Sicuramente la prima sensazione è stata quella di avere molta responsabilità, quando interpreti questo tipo di ruolo, in un contesto che sia comunque simile, devi dare il massimo. L’aspettativa è altissima, lo studente deve capire cosa prova la vittima, deve sentire e percepire ogni emozione. Se la mia interpretazione risulta esagerata, si rischia di buttare tutto il lavoro fatto. La vittima deve risultare vera al 100%, affinché la paura, l’ansia, la rabbia, la solitudine e tutte le altre emozioni provate dal soggetto, riescano in qualche modo a insinuarsi nella mente di chi lo osserva.

Sei un ragazzo molto giovane, eppure la tua bravura ha saputo stupire la Dottoressa Valeria, fondatrice di B.A.L.E. Academy. Cosa si nasconde dietro l’interpretazione di un personaggio e qual è il ruolo che più ti si addice?

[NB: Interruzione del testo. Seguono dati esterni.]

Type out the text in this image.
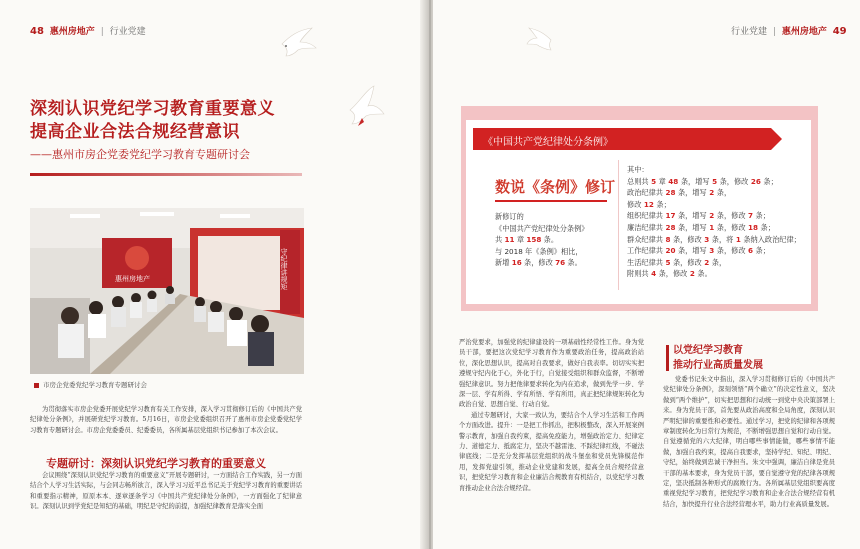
48 惠州房地产 | 行业党建
深刻认识党纪学习教育重要意义
提高企业合法合规经营意识
——惠州市房企党委党纪学习教育专题研讨会
惠州房地产	守纪律讲规矩
市房企党委党纪学习教育专题研讨会
为贯彻落实市房企党委开展党纪学习教育有关工作安排，深入学习贯彻修订后的《中国共产党纪律处分条例》，并展研党纪学习教育。5月16日，市房企党委组织召开了惠州市房企党委党纪学习教育专题研讨会。市房企党委委员、纪委委员，各所属基层党组织书记参加了本次会议。
专题研讨：深刻认识党纪学习教育的重要意义
会议围绕“深刻认识党纪学习教育的重要意义”开展专题研讨，一方面结合工作实践，另一方面结合个人学习生活实际，与会同志畅所欲言，深入学习习近平总书记关于党纪学习教育的重要讲话和重要指示精神，原原本本、逐章逐条学习《中国共产党纪律处分条例》，一方面强化了纪律意识。深刻认识到学党纪是知纪的基础，明纪是守纪的前提，加强纪律教育是落实全面
行业党建 | 惠州房地产 49
《中国共产党纪律处分条例》
数说《条例》修订
新修订的
《中国共产党纪律处分条例》
共 11 章 158 条。
与 2018 年《条例》相比，
新增 16 条，修改 76 条。
其中：
总则共 5 章 48 条，增写 5 条，修改 26 条；
政治纪律共 28 条，增写 2 条，
修改 12 条；
组织纪律共 17 条，增写 2 条，修改 7 条；
廉洁纪律共 28 条，增写 1 条，修改 18 条；
群众纪律共 8 条，修改 3 条，将 1 条纳入政治纪律；
工作纪律共 20 条，增写 3 条，修改 6 条；
生活纪律共 5 条，修改 2 条，
附则共 4 条，修改 2 条。
严治党要求，加强党的纪律建设的一项基础性经常性工作。身为党员干部，要把这次党纪学习教育作为重要政治任务，提高政治站位，深化思想认识，提高对自我要求，做好自我表率。切切实实把遵规守纪内化于心，外化于行，自觉接受组织和群众监督，不断增强纪律意识。努力把他律要求转化为内在追求，做到先学一步、学深一层、学有所得、学有所悟、学有所用，真正把纪律规矩转化为政治自觉、思想自觉、行动自觉。
通过专题研讨，大家一致认为，要结合个人学习生活和工作两个方面改进。提升：一是把工作抓出，把积极整改，深入开展案例警示教育，加强自我约束，提高免疫能力，增强政治定力、纪律定力、道德定力、抵腐定力，坚决不越雷池、不踩纪律红线，不碰法律底线；二是充分发挥基层党组织的战斗堡垒和党员先锋模范作用，发挥党建引领，推动企业党建和发展，提高全员合规经营意识，把党纪学习教育和企业廉洁合规教育有机结合，以党纪学习教育推动企业合法合规经营。
以党纪学习教育
推动行业高质量发展
党委书记朱文中指出，深入学习贯彻修订后的《中国共产党纪律处分条例》，深刻领悟“两个确立”的决定性意义，坚决做到“两个维护”，切实把思想和行动统一到党中央决策部署上来。身为党员干部，首先要从政治高度和全局角度，深刻认识严明纪律的重要性和必要性。通过学习，把党的纪律和各项规章制度转化为日常行为规范，不断增强思想自觉和行动自觉。自觉遵循党的六大纪律，明白哪些事情能做，哪些事情不能做，加强自我约束，提高自我要求，坚持学纪、知纪、明纪、守纪，始终做到忠诚干净担当。朱文中强调，廉洁自律是党员干部的基本要求，身为党员干部，要自觉遵守党的纪律各项规定，坚决抵制各种形式的腐败行为。各所属基层党组织要高度重视党纪学习教育，把党纪学习教育和企业合法合规经营有机结合，加快提升行业合法经营理水平，助力行业高质量发展。
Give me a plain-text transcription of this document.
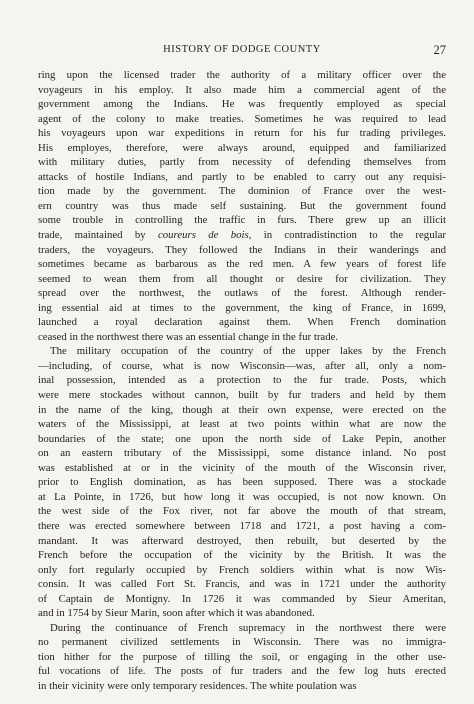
HISTORY OF DODGE COUNTY	27
ring upon the licensed trader the authority of a military officer over the
voyageurs in his employ. It also made him a commercial agent of the
government among the Indians. He was frequently employed as special
agent of the colony to make treaties. Sometimes he was required to lead
his voyageurs upon war expeditions in return for his fur trading privileges.
His employes, therefore, were always around, equipped and familiarized
with military duties, partly from necessity of defending themselves from
attacks of hostile Indians, and partly to be enabled to carry out any requisi-
tion made by the government. The dominion of France over the west-
ern country was thus made self sustaining. But the government found
some trouble in controlling the traffic in furs. There grew up an illicit
trade, maintained by coureurs de bois, in contradistinction to the regular
traders, the voyageurs. They followed the Indians in their wanderings and
sometimes became as barbarous as the red men. A few years of forest life
seemed to wean them from all thought or desire for civilization. They
spread over the northwest, the outlaws of the forest. Although render-
ing essential aid at times to the government, the king of France, in 1699,
launched a royal declaration against them. When French domination
ceased in the northwest there was an essential change in the fur trade.
The military occupation of the country of the upper lakes by the French
—including, of course, what is now Wisconsin—was, after all, only a nom-
inal possession, intended as a protection to the fur trade. Posts, which
were mere stockades without cannon, built by fur traders and held by them
in the name of the king, though at their own expense, were erected on the
waters of the Mississippi, at least at two points within what are now the
boundaries of the state; one upon the north side of Lake Pepin, another
on an eastern tributary of the Mississippi, some distance inland. No post
was established at or in the vicinity of the mouth of the Wisconsin river,
prior to English domination, as has been supposed. There was a stockade
at La Pointe, in 1726, but how long it was occupied, is not now known. On
the west side of the Fox river, not far above the mouth of that stream,
there was erected somewhere between 1718 and 1721, a post having a com-
mandant. It was afterward destroyed, then rebuilt, but deserted by the
French before the occupation of the vicinity by the British. It was the
only fort regularly occupied by French soldiers within what is now Wis-
consin. It was called Fort St. Francis, and was in 1721 under the authority
of Captain de Montigny. In 1726 it was commanded by Sieur Ameritan,
and in 1754 by Sieur Marin, soon after which it was abandoned.
During the continuance of French supremacy in the northwest there were
no permanent civilized settlements in Wisconsin. There was no immigra-
tion hither for the purpose of tilling the soil, or engaging in the other use-
ful vocations of life. The posts of fur traders and the few log huts erected
in their vicinity were only temporary residences. The white poulation was
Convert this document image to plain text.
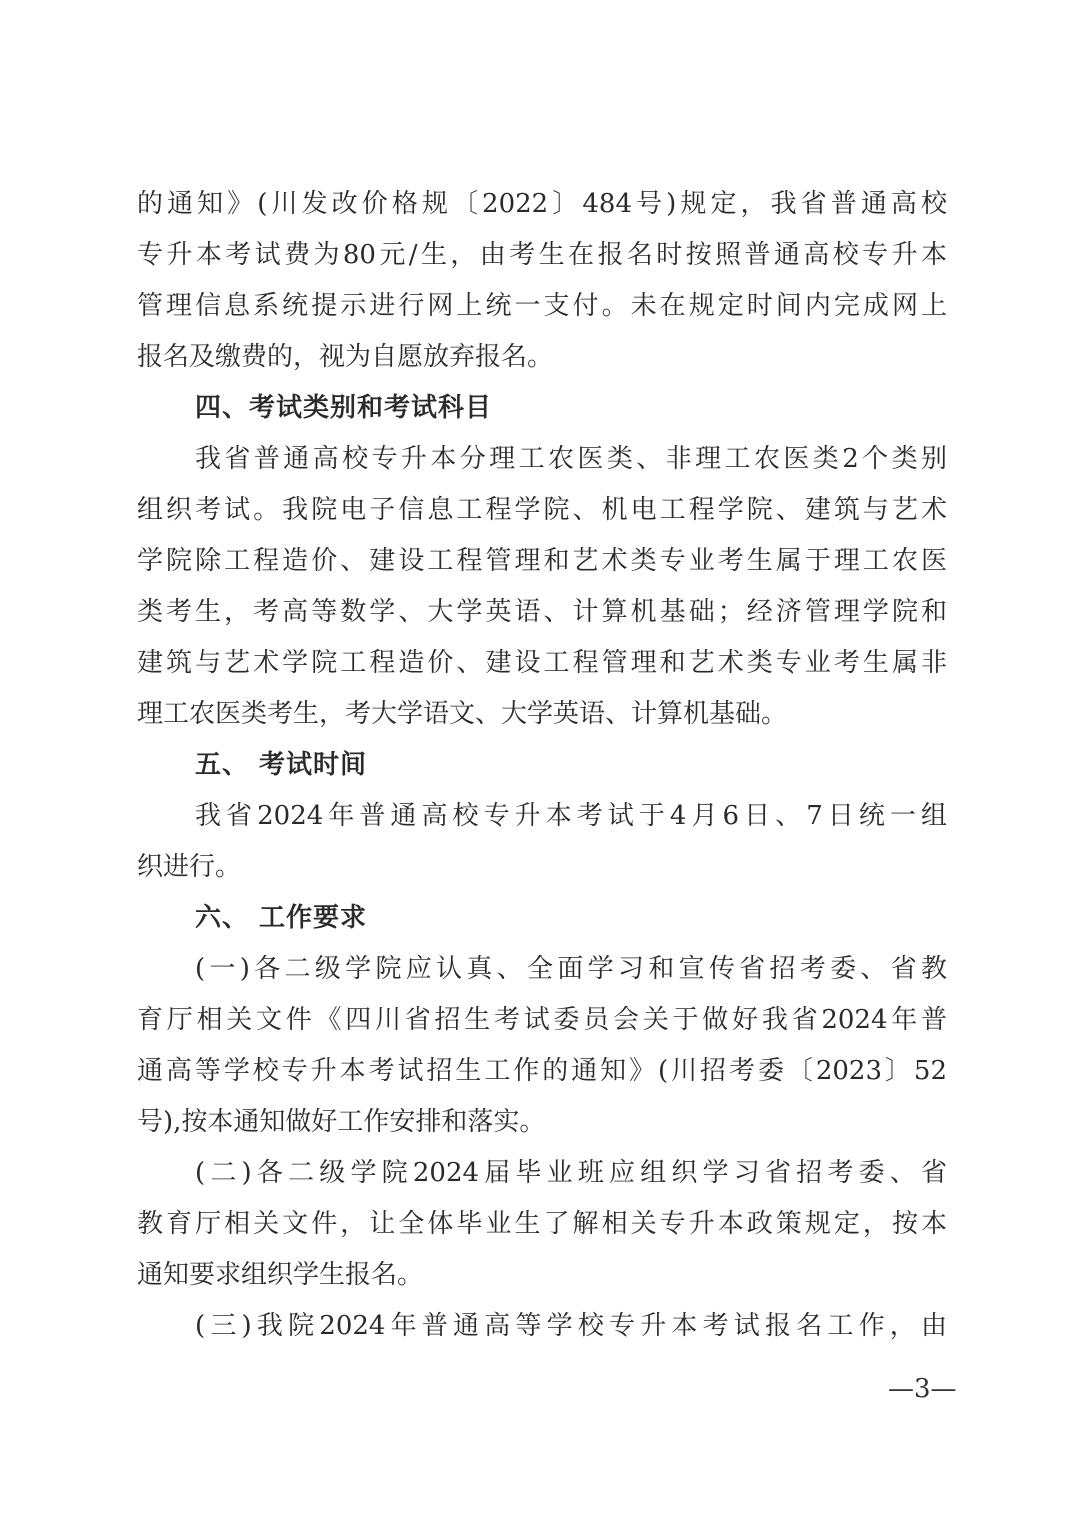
的通知》(川发改价格规〔2022〕484号)规定，我省普通高校
专升本考试费为80元/生，由考生在报名时按照普通高校专升本
管理信息系统提示进行网上统一支付。未在规定时间内完成网上
报名及缴费的，视为自愿放弃报名。
四、考试类别和考试科目
我省普通高校专升本分理工农医类、非理工农医类2个类别
组织考试。我院电子信息工程学院、机电工程学院、建筑与艺术
学院除工程造价、建设工程管理和艺术类专业考生属于理工农医
类考生，考高等数学、大学英语、计算机基础；经济管理学院和
建筑与艺术学院工程造价、建设工程管理和艺术类专业考生属非
理工农医类考生，考大学语文、大学英语、计算机基础。
五、 考试时间
我省2024年普通高校专升本考试于4月6日、7日统一组
织进行。
六、 工作要求
(一)各二级学院应认真、全面学习和宣传省招考委、省教
育厅相关文件《四川省招生考试委员会关于做好我省2024年普
通高等学校专升本考试招生工作的通知》(川招考委〔2023〕52
号),按本通知做好工作安排和落实。
(二)各二级学院2024届毕业班应组织学习省招考委、省
教育厅相关文件，让全体毕业生了解相关专升本政策规定，按本
通知要求组织学生报名。
(三)我院2024年普通高等学校专升本考试报名工作，由
—3—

Parlando personalmente per esperienza lavorativa e malgrado il mio aspetto fisico, ho sempre interpretato ruoli duri, come ad esempio quello del bullo. Quando devo interpretare una persona lontana da me, ossia rude e senza scrupoli, riesco a far uscire il potenziale che ho dentro: mettermi nei panni di un soggetto totalmente diverso da me, mi permette di impegnarmi molto di più, poiché il lavoro richiede uno sforzo maggiore da parte mia. Valeria non solo mi ha dato fiducia, ma ha saputo arricchirmi personalmente. Abbiamo lavorato duramente ed io cercherò di dare sempre il massimo.

Cosa ti ha lasciato questa esperienza e quali sono i tuoi progetti e sogni futuri?

Questa esperienza mi ha lasciato tanta positività e tanta voglia di fare. E’ difficile lavorare in ambienti così stimolanti, poiché, spesso, a prevalere troviamo sempre la competizione. In B.A.L.E. Academy, invece, tutto questo non sembra esistere: il team è composto da vari professionisti, con ruoli e competenze differenti e questo permette non solo di migliorami, ma anche di confrontarmi con gli altri attori. C’è molta coesione e affiatamento, per non parlare della costante collaborazione, questo è davvero bellissimo. Il mio grande sogno è quello di poter proseguire nell’ambito della recitazione, ma non voglio diventare famoso. Sono sempre stato un ragazzo con tanti interessi ed ho sempre desiderato imparare a fare tanti mestieri differenti, ma questo ovviamente non è possibile. Arrivi ad un certo punto in cui ti tocca scegliere, ed è stato proprio questo a farmi capire che tipo di strada avrei dovuto perseguire: quella dell’attore. Recitare mi permette di vivere tante vite diverse, con sogni ed obiettivi totalmente differenti e credo che non esista un lavoro più bello di questo. Mettersi nei panni degli altri arricchisce te stesso e ti permette di vedere la vita da un punto di vista diverso.